In this Gospel, Jesus is challenging us to be people who like our Jewish ancestors to be people of faith… people who remember, who know we have a God who saves… We have a God who destroys our enemies… The God of Abraham still calls His people to newness… still will accomplish miraculous things with and in and through each one of us.   And we should have an even greater confidence in that fact and deeper appreciation of what God does – because we have experienced even more miraculous things then our ancestors in Jesus Christ. The God of our ancestors has become one of us, and one with us. Fully Divine, Fully Human. Jesus has shown us the way that leads us to that “city” – the “Kingdom.”

He tells us again to follow Him and His way – to not be distracted by the things of this world, but to keep our eyes focused on Him and His kingdom.   And one primary way is our hearing again the importance of letting go of all that’s unnecessary and attached to this world. “Sell your belongings” Jesus tells us – but we’re to have a more expansive understanding.
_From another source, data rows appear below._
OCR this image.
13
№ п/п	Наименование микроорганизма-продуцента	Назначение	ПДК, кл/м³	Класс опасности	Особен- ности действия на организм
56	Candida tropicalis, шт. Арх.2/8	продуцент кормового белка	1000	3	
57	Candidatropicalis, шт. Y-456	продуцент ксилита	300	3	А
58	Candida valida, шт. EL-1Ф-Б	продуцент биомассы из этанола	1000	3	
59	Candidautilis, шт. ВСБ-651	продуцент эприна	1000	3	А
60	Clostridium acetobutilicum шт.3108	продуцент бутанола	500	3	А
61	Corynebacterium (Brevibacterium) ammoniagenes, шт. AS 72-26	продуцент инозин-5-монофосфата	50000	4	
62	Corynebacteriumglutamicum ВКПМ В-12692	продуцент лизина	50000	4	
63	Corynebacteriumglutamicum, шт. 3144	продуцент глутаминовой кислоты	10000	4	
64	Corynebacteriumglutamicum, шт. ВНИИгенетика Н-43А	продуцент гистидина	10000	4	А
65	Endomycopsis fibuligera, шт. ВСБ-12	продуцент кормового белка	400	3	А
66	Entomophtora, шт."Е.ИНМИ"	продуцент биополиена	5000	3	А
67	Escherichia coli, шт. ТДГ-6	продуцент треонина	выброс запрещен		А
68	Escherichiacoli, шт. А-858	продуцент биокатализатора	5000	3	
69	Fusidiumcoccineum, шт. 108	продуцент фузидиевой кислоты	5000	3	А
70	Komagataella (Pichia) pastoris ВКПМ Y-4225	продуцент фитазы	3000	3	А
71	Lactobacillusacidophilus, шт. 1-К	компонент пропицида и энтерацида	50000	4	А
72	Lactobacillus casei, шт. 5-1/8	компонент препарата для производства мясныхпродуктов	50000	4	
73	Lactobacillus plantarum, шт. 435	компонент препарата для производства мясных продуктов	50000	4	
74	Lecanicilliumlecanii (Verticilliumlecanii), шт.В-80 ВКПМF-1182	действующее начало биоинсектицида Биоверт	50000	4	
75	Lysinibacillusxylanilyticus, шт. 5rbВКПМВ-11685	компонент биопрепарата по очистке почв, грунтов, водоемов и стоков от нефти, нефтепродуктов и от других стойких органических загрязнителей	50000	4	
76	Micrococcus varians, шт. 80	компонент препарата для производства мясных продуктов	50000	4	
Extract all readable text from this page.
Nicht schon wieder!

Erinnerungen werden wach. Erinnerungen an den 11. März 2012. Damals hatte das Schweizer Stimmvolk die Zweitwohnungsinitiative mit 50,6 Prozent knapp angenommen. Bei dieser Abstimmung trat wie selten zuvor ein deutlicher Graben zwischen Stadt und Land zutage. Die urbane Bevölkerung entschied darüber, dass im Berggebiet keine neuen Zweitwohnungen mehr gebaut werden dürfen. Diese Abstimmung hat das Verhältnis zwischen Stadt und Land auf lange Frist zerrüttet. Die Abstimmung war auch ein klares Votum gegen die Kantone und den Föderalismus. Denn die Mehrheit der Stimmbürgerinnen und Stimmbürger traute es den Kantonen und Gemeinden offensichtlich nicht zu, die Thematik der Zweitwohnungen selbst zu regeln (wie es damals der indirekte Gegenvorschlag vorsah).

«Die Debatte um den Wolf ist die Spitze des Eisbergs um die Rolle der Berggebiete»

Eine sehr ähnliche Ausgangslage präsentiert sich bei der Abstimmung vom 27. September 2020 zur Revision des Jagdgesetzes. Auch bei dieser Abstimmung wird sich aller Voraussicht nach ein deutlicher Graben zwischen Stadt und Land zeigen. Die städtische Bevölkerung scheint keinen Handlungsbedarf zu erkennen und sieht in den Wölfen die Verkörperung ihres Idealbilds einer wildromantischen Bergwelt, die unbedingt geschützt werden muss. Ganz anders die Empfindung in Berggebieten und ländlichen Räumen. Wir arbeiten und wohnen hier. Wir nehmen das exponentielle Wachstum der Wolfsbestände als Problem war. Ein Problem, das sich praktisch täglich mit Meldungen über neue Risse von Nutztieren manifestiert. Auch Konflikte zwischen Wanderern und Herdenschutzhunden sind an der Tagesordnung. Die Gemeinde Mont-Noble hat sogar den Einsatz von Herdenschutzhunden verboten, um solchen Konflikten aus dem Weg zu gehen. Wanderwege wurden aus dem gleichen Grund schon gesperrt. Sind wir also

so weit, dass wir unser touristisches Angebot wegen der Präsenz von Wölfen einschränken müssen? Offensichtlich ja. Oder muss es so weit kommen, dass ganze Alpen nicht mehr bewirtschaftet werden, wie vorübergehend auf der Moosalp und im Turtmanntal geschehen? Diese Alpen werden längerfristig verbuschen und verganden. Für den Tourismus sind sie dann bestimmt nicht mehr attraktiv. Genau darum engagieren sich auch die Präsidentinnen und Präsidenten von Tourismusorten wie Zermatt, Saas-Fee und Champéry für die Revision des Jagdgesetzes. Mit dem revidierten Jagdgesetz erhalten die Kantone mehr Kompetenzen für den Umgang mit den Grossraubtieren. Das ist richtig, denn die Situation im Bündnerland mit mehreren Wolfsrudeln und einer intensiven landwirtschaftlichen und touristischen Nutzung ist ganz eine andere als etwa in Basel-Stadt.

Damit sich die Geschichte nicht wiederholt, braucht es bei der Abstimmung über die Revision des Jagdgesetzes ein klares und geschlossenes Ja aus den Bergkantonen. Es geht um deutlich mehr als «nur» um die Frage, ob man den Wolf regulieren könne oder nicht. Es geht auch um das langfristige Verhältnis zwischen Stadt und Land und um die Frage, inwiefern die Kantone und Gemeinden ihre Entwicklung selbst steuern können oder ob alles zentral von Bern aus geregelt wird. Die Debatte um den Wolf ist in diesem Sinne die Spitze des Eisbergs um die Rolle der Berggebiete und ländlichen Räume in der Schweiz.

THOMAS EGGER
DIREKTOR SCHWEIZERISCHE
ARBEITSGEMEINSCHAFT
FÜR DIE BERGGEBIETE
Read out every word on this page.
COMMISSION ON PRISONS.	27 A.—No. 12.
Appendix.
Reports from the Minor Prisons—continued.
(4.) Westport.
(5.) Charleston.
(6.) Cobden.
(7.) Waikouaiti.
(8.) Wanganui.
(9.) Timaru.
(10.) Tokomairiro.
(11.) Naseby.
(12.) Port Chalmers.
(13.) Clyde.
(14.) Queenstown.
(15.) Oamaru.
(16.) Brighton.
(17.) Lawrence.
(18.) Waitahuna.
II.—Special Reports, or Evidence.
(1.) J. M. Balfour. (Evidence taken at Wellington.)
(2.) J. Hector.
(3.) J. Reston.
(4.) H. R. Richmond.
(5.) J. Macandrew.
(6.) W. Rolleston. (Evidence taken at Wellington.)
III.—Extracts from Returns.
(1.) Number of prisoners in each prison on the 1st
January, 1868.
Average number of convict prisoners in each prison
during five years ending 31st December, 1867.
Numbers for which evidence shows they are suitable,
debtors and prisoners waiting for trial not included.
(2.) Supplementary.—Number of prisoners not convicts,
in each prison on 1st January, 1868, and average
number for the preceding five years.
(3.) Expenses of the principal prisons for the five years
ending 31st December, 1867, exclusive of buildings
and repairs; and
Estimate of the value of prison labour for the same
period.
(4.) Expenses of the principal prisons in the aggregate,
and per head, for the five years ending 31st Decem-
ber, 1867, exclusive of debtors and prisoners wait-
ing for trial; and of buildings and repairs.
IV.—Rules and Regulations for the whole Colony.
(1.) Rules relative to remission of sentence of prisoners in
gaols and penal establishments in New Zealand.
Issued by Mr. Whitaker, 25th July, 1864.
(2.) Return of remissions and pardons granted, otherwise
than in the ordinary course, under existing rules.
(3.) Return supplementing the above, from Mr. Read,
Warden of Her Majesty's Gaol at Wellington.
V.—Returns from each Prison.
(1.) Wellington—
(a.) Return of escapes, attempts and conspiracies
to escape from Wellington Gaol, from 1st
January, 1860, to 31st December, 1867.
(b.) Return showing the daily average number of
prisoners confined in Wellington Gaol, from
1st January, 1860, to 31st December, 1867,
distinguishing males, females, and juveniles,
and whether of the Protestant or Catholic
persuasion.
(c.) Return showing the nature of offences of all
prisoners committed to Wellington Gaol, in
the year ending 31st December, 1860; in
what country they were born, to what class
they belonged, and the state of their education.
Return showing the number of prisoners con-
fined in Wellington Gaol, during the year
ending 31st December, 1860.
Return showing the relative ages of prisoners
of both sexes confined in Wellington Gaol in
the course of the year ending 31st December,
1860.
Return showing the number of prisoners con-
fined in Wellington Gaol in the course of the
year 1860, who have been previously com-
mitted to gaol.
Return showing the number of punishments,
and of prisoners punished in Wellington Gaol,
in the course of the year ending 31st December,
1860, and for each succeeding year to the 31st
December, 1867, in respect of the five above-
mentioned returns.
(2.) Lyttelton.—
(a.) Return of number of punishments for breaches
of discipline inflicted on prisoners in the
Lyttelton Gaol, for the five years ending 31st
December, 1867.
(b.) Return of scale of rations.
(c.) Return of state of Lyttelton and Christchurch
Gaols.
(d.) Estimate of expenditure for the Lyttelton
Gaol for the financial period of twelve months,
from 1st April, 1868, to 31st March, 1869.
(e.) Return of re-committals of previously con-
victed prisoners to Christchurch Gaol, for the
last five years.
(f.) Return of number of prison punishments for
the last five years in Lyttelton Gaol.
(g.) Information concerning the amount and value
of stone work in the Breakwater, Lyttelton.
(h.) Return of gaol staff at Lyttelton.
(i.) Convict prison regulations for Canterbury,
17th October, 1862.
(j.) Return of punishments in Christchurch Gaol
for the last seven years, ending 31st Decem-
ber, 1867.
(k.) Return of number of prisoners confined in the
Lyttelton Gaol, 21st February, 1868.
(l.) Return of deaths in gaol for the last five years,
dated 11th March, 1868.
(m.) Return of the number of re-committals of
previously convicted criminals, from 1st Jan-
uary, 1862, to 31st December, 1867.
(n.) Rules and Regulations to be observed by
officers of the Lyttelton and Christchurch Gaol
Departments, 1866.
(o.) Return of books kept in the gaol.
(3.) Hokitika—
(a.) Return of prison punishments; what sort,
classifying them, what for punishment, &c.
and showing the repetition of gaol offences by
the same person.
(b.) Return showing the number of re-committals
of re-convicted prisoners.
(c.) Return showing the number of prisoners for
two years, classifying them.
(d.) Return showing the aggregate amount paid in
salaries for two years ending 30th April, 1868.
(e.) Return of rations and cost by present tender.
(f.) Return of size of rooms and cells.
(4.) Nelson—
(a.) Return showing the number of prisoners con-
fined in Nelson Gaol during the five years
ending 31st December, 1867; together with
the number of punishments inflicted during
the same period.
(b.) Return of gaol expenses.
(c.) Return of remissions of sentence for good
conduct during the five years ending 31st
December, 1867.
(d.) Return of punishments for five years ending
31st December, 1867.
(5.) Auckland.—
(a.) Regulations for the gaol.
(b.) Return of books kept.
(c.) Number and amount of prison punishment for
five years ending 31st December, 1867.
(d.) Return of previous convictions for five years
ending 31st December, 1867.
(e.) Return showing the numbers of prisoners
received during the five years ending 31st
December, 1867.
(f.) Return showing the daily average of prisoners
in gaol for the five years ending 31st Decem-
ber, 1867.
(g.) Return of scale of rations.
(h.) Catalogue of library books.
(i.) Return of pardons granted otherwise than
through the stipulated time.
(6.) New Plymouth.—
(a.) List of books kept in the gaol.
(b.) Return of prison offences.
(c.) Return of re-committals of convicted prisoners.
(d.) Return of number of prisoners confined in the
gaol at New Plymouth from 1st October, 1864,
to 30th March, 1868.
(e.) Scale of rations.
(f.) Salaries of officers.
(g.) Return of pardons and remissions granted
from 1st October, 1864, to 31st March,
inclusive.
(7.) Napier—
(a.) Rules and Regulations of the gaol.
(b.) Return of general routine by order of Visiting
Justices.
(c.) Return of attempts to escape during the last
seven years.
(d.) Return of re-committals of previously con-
In other words, do not be people of this world who find our self worth, our affirmation, our value in material things, in the things of the world…   But to keep making that choice to be people of God who find our value in Him, in His love for us and recognize we encounter Him, we see that love multiply when we help those in need.   It is in making that choice Jesus tells us that we reveal what we consider our treasure – what is most important to our hearts.

That might seem kind of insignificant when we look at such dramatic examples of evil.   How does helping someone who is poor, someone in need combat these forces of darkness?   It reminded me of something really important that Saint Mother Teresa said some years ago.   People rightly admire her Christ like example of caring for the poorest of the poor, the ones most in need. But what she said is shocking when she talked about us. She said “The greatest disease in the West today is not TB or leprosy; it is being unwanted, unloved, and uncared for. We can cure physical diseases with medicine, but the only cure for loneliness, despair, and hopelessness is love. There are many in the world who are dying for a piece of bread but there are many more dying for a little love. The poverty in the West is a different kind of poverty — it is not only a poverty of loneliness but also of spirituality. There’s a hunger for love, as there is a hunger for God.”

Not to over simplify or trying to diagnose the people who have committed these acts of evil – because there’s most definitely mental, psychological issues; cultural and societal problems that all contribute. But no one is going to tell me that any of those gunmen, or the man wielding a knife; or the teenager tossing a child from a roof – that any of them had their hearts remotely fixed on God’s kingdom. There’s no way they recalled, or perhaps ever knew – of the History of God’s goodness towards His people and His promises.

But we don’t have those excuses. You and I do know… We have heard. We believe. We might struggle with those beliefs in the face of such evil. And that’s why this Gospel is perfectly timed. Jesus has gone to hell and back for us. So He is right to expect more from us, His followers, His disciples. How are we addressing the poverty of love that people are experiencing right here in West Orange, in Nutley, in Montclair New Jersey?   How are we serving those needs? May we be His faithful disciples who find that as we engage in the work he calls us to, not only addresses the poverty of this world – but that we don’t have to have any anxiety about the Master’s return. We will have already met Him as we served those He called us to.